In fact, there aren't many options, except ... possibly ... whacking him. Hey, but Frankie, asked by Johnny to be Zack's primary guardian, has formed a bond with the little nuisance. So have the other members of the Truelove crew. C'mon, they're not professional hitmen, they're drug dealers and party animals who have better things to do than whack a 15 year-old kid over a $1200 debt owed by his brother. And what about all the witnesses? Ya know, the army of half-naked partygoers who, between getting stoned and having sex, managed to give Zack a cute little nickname, Stolen Boy?
Writer-director Nick Cassavetes wants you to know about each and every single witness, via one-second captions on the screen, as proof he's capable of shooting a film that's nothing at all like The Notebook. If the sex, drugs and filthy language don't convince you, perhaps the brief stylized split-screens -- thrown in for no apparent reason -- and Sharon Stone in an awkward-looking fat suit will. Tack on a bunch of one-on-one TV-style interviews with a few of the characters and Cassavetes also produces a film that's a tad too long, too drawn-out and too over-the-top.
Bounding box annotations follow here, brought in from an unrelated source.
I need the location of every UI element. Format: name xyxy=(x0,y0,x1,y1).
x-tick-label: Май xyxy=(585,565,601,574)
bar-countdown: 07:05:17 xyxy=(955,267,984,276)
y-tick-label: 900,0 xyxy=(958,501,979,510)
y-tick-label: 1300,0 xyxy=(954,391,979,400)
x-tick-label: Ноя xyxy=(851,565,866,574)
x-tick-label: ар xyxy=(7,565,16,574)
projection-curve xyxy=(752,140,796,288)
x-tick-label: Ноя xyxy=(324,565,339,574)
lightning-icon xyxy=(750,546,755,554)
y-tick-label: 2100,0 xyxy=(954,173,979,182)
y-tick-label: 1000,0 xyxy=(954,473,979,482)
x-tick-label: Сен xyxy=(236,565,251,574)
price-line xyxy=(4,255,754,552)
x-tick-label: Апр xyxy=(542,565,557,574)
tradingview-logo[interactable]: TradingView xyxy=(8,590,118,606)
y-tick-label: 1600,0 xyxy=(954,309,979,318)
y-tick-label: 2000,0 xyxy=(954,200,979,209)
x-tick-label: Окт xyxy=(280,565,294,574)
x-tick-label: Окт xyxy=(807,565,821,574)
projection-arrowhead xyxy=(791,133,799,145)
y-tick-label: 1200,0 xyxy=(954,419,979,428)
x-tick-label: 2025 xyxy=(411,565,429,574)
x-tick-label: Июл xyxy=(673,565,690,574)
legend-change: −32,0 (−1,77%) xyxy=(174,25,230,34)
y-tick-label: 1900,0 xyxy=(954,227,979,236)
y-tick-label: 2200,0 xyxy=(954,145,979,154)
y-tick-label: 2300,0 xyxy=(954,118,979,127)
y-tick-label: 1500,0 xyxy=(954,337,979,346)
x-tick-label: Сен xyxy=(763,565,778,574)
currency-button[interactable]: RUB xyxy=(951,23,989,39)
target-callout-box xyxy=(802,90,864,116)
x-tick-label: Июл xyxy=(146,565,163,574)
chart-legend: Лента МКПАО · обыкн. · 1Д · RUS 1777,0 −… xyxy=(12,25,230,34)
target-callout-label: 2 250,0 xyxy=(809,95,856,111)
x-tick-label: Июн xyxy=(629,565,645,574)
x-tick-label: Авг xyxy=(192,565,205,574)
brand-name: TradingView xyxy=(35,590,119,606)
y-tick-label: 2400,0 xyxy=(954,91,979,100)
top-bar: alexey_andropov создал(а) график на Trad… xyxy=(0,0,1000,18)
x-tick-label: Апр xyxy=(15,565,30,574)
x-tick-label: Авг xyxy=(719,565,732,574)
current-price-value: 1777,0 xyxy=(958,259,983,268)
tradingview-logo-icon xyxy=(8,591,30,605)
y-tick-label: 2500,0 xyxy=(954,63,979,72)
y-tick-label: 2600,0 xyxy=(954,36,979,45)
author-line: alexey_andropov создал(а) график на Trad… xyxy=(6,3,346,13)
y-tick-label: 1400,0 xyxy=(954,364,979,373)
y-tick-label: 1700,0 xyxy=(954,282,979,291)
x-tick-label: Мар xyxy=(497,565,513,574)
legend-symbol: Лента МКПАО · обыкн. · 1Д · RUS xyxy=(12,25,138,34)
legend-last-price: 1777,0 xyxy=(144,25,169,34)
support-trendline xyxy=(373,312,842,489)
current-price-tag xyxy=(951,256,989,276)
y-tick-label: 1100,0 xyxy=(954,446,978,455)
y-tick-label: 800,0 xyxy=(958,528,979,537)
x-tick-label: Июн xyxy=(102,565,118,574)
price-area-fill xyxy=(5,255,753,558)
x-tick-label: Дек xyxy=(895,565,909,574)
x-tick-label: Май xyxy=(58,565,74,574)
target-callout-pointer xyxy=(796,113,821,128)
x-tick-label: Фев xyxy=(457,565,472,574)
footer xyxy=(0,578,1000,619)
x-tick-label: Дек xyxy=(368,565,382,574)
And it's based on a true-life story -- that of Jesse James Hollywood (changed to Johnny Truelove for the film since his case is still pending), one of the youngest people ever featured on the FBI's 10 Most Wanted list. Google him if you want to know what happens in the end. And that's part of the problem with Alpha Dog. Not only do we despise these characters throughout, but the climax, while powerful, doesn't carry the same effect for someone who knows about the case. But those folks who don't know about Jesse James Hollywood, who have somehow missed the news reports and Court TV specials, might enjoy the film's slow build-up (if you can see through the bong smoke) -- it sort of feels like a ticking time-bomb is about to go off and you don't know when, where or how it will explode. While it's easy to say Justin Timberlake is the best part of the film (partly because he's playing a character written to ooze with coolness), perhaps that's not such a bad thing.
Wow, I can't believe I just said that.